The Germans were entirely deceived and were convinced that the Graf Spee was cornered by a huge fleet of British warships. Langsdorff took stock. He had used up most of his ammunition in the preceding battle and only had enough left for about 20 minutes action. He had to follow the obligations of international treaties and leave port by 17th December otherwise his ship would be interned. He had been ordered that the latter was not acceptable. He made his decision.

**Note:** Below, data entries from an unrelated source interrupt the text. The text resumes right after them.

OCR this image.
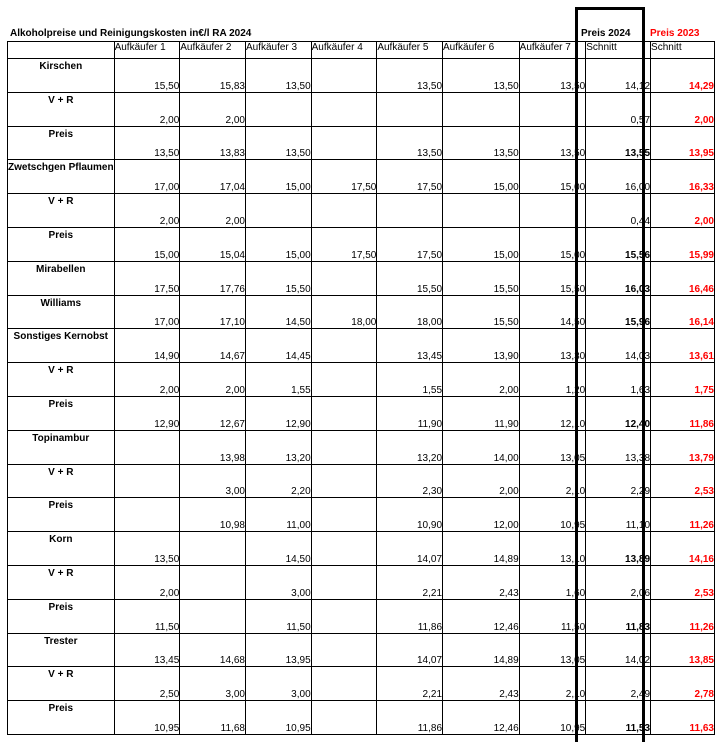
Alkoholpreise und Reinigungskosten in€/l RA 2024	Preis 2024	Preis 2023
	Aufkäufer 1	Aufkäufer 2	Aufkäufer 3	Aufkäufer 4	Aufkäufer 5	Aufkäufer 6	Aufkäufer 7	Schnitt	Schnitt
Kirschen	15,50	15,83	13,50		13,50	13,50	13,50	14,12	14,29
V + R	2,00	2,00						0,57	2,00
Preis	13,50	13,83	13,50		13,50	13,50	13,50	13,55	13,95
Zwetschgen Pflaumen	17,00	17,04	15,00	17,50	17,50	15,00	15,00	16,00	16,33
V + R	2,00	2,00						0,44	2,00
Preis	15,00	15,04	15,00	17,50	17,50	15,00	15,00	15,56	15,99
Mirabellen	17,50	17,76	15,50		15,50	15,50	15,50	16,03	16,46
Williams	17,00	17,10	14,50	18,00	18,00	15,50	14,50	15,96	16,14
Sonstiges Kernobst	14,90	14,67	14,45		13,45	13,90	13,30	14,03	13,61
V + R	2,00	2,00	1,55		1,55	2,00	1,20	1,63	1,75
Preis	12,90	12,67	12,90		11,90	11,90	12,10	12,40	11,86
Topinambur		13,98	13,20		13,20	14,00	13,05	13,38	13,79
V + R		3,00	2,20		2,30	2,00	2,10	2,29	2,53
Preis		10,98	11,00		10,90	12,00	10,95	11,10	11,26
Korn	13,50		14,50		14,07	14,89	13,10	13,89	14,16
V + R	2,00		3,00		2,21	2,43	1,60	2,06	2,53
Preis	11,50		11,50		11,86	12,46	11,50	11,83	11,26
Trester	13,45	14,68	13,95		14,07	14,89	13,05	14,02	13,85
V + R	2,50	3,00	3,00		2,21	2,43	2,10	2,49	2,78
Preis	10,95	11,68	10,95		11,86	12,46	10,95	11,53	11,63
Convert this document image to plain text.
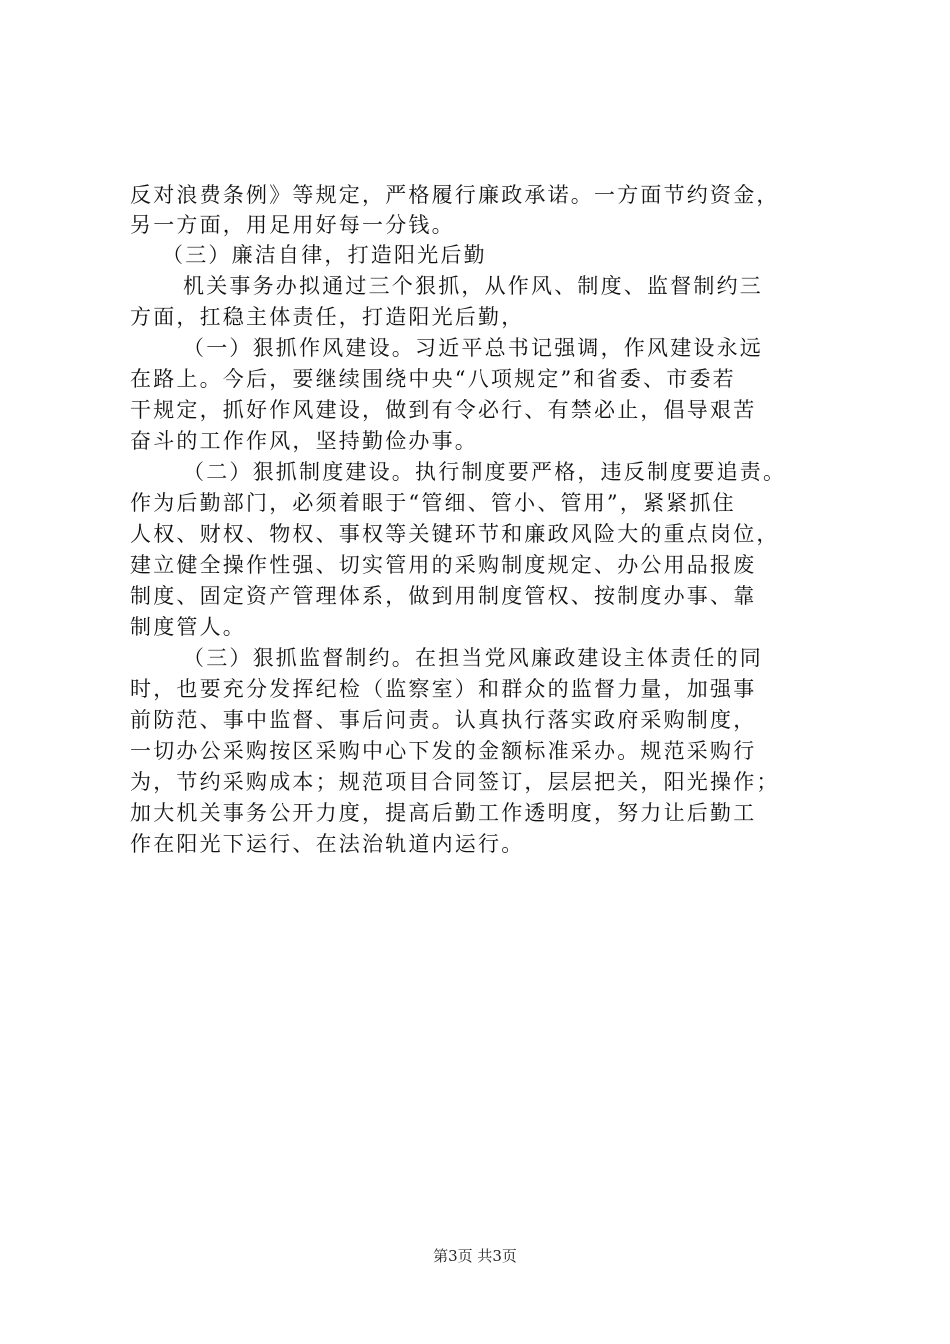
反对浪费条例》等规定，严格履行廉政承诺。一方面节约资金，
另一方面，用足用好每一分钱。
（三）廉洁自律，打造阳光后勤
机关事务办拟通过三个狠抓，从作风、制度、监督制约三
方面，扛稳主体责任，打造阳光后勤，
（一）狠抓作风建设。习近平总书记强调，作风建设永远
在路上。今后，要继续围绕中央“八项规定”和省委、市委若
干规定，抓好作风建设，做到有令必行、有禁必止，倡导艰苦
奋斗的工作作风，坚持勤俭办事。
（二）狠抓制度建设。执行制度要严格，违反制度要追责。
作为后勤部门，必须着眼于“管细、管小、管用”，紧紧抓住
人权、财权、物权、事权等关键环节和廉政风险大的重点岗位，
建立健全操作性强、切实管用的采购制度规定、办公用品报废
制度、固定资产管理体系，做到用制度管权、按制度办事、靠
制度管人。
（三）狠抓监督制约。在担当党风廉政建设主体责任的同
时，也要充分发挥纪检（监察室）和群众的监督力量，加强事
前防范、事中监督、事后问责。认真执行落实政府采购制度，
一切办公采购按区采购中心下发的金额标准采办。规范采购行
为，节约采购成本；规范项目合同签订，层层把关，阳光操作；
加大机关事务公开力度，提高后勤工作透明度，努力让后勤工
作在阳光下运行、在法治轨道内运行。
第3页 共3页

On the appointed date, the Graf Spee slipped out of harbour and proceeded slowly along the Estuary watched by a huge crowd wondering what was going to happen. It appeared that much of the crew had remained behind, suggesting that there might be a skeleton crew onboard preparing to fight one last suicidal battle. Suddenly she stopped. A small launch was seen to leave. A few minutes later a series of enormous explosions ripped the ship apart. Langsdorff had decided to avoid any further loss of life and also avoid the ship falling into enemy hands by deliberately scuttling her. The Admiral Graf Spee sank in the deepest part of the channel, where she remains to this day.

I’m aware of a growing sense of guilt at reliving my childhood fascination with this episode through this blog post. Coming back to it as an adult, however, I am painfully aware of the things I didn’t think about at all when I was much younger. The reality isn’t a game, of course. Over a hundred brave men died in the Battle of the River Plate – 36 on board the Graf Spee and 72 on the British ships (most on HMS Exeter) and one, Captain Langsdorff, committed suicide (on 19th December 1939, by shooting himself in the head while wrapped in the flag of the German Navy).

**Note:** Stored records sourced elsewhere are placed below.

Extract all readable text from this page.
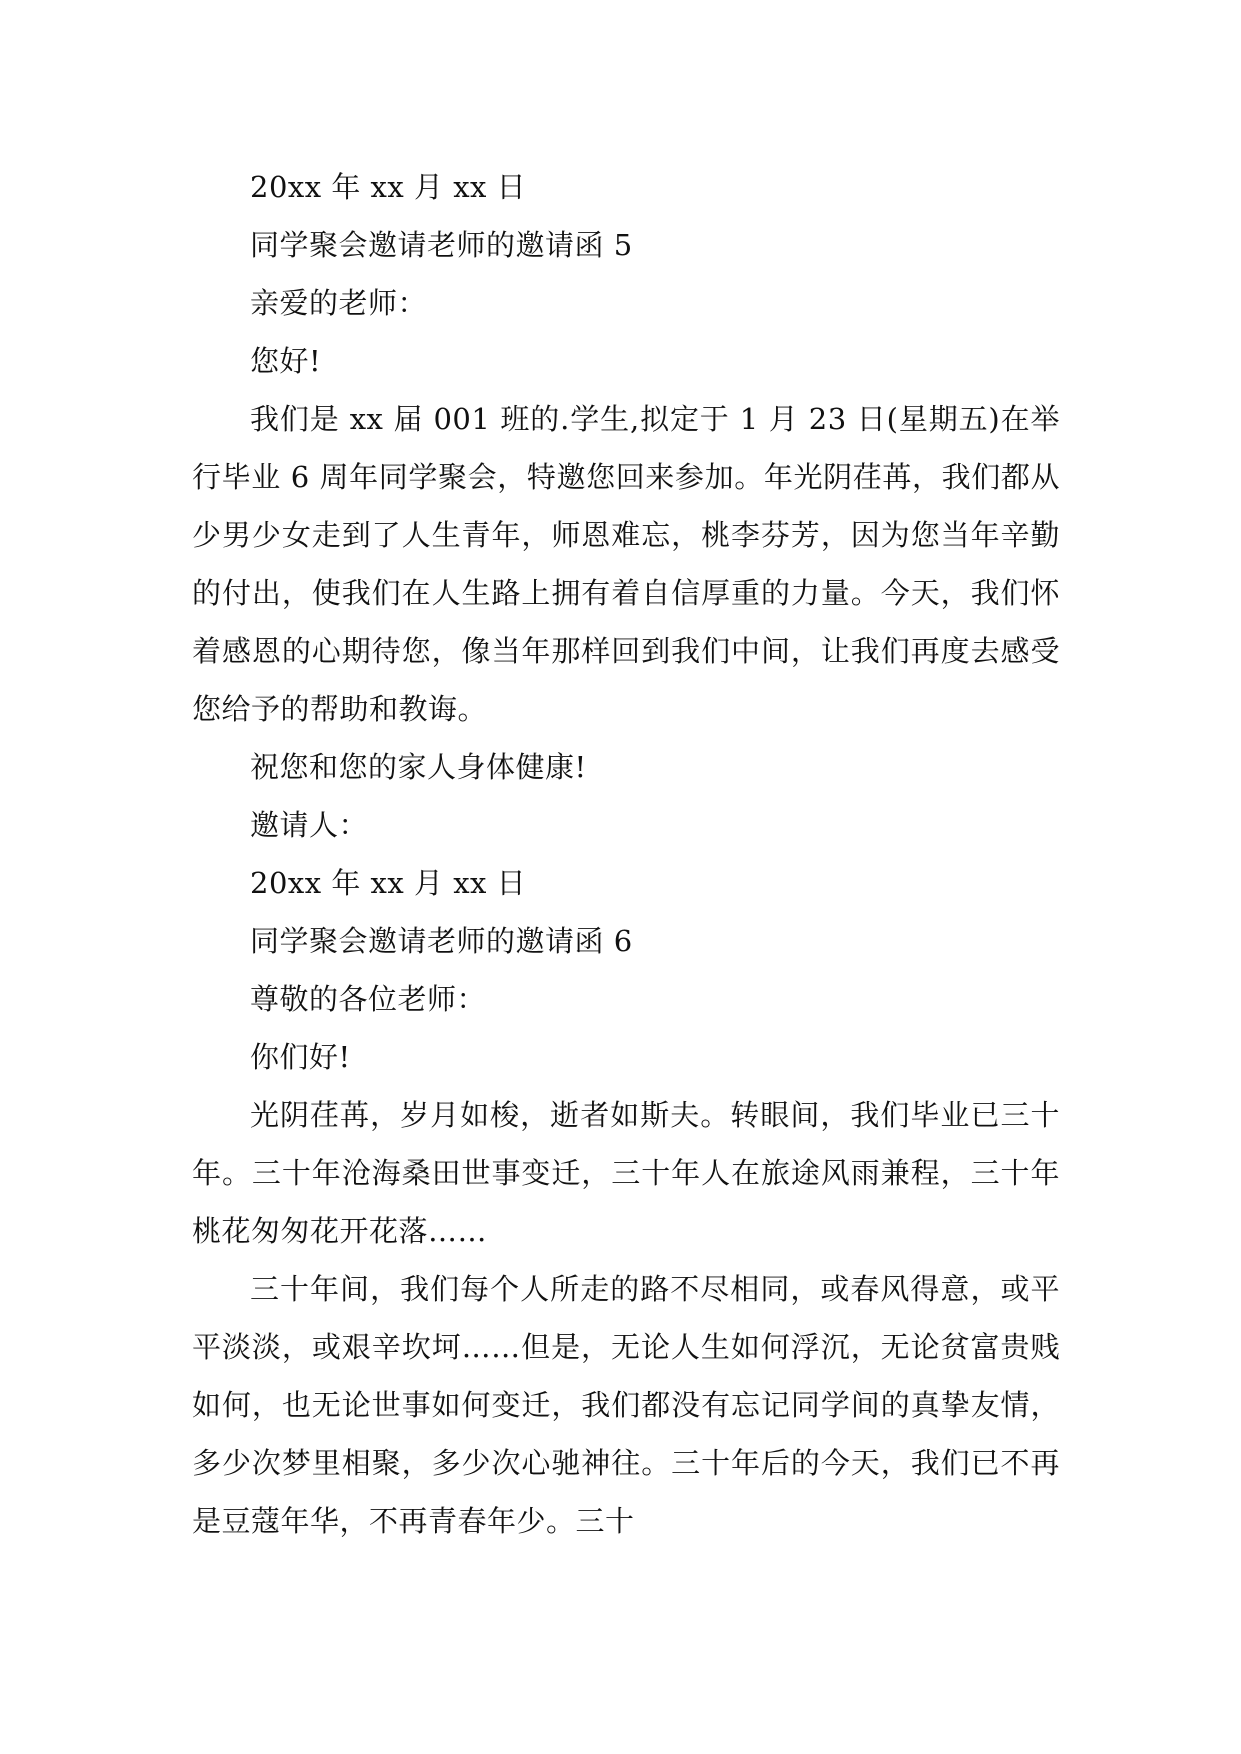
20xx 年 xx 月 xx 日

同学聚会邀请老师的邀请函 5

亲爱的老师：

您好!

我们是 xx 届 001 班的.学生,拟定于 1 月 23 日(星期五)在举行毕业 6 周年同学聚会，特邀您回来参加。年光阴荏苒，我们都从少男少女走到了人生青年，师恩难忘，桃李芬芳，因为您当年辛勤的付出，使我们在人生路上拥有着自信厚重的力量。今天，我们怀着感恩的心期待您，像当年那样回到我们中间，让我们再度去感受您给予的帮助和教诲。

祝您和您的家人身体健康!

邀请人：

20xx 年 xx 月 xx 日

同学聚会邀请老师的邀请函 6

尊敬的各位老师：

你们好!

光阴荏苒，岁月如梭，逝者如斯夫。转眼间，我们毕业已三十年。三十年沧海桑田世事变迁，三十年人在旅途风雨兼程，三十年桃花匆匆花开花落……

三十年间，我们每个人所走的路不尽相同，或春风得意，或平平淡淡，或艰辛坎坷……但是，无论人生如何浮沉，无论贫富贵贱如何，也无论世事如何变迁，我们都没有忘记同学间的真挚友情，多少次梦里相聚，多少次心驰神往。三十年后的今天，我们已不再是豆蔻年华，不再青春年少。三十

In fact the character that most exemplifies the sense of tragedy surrounding this story is Hans Langsdorff. An experienced naval officer who served at the Battle of Jutland in 1917 and, by all accounts, a decent and humane man, I see him as someone compelled to fight by a sense of duty rather than anything else. He certainly had no ill-will towards his enemies, and spoke with great admiration of the courage shown by his adversaries. He clearly had no taste for the indiscriminate sinking of defenceless merchant vessels which was what he had been called upon to do.   He may not have been particulrly effective as a tactical commander during the battle, but his errors largely arose from him being supplied with incorrect information.

It should also be noted that, at the funeral of the German sailors who had died in the Battle of the River Plate, Langsdorff gave the traditional German military salute, in contrast to all other officers present who gave the Nazi straight-arm version.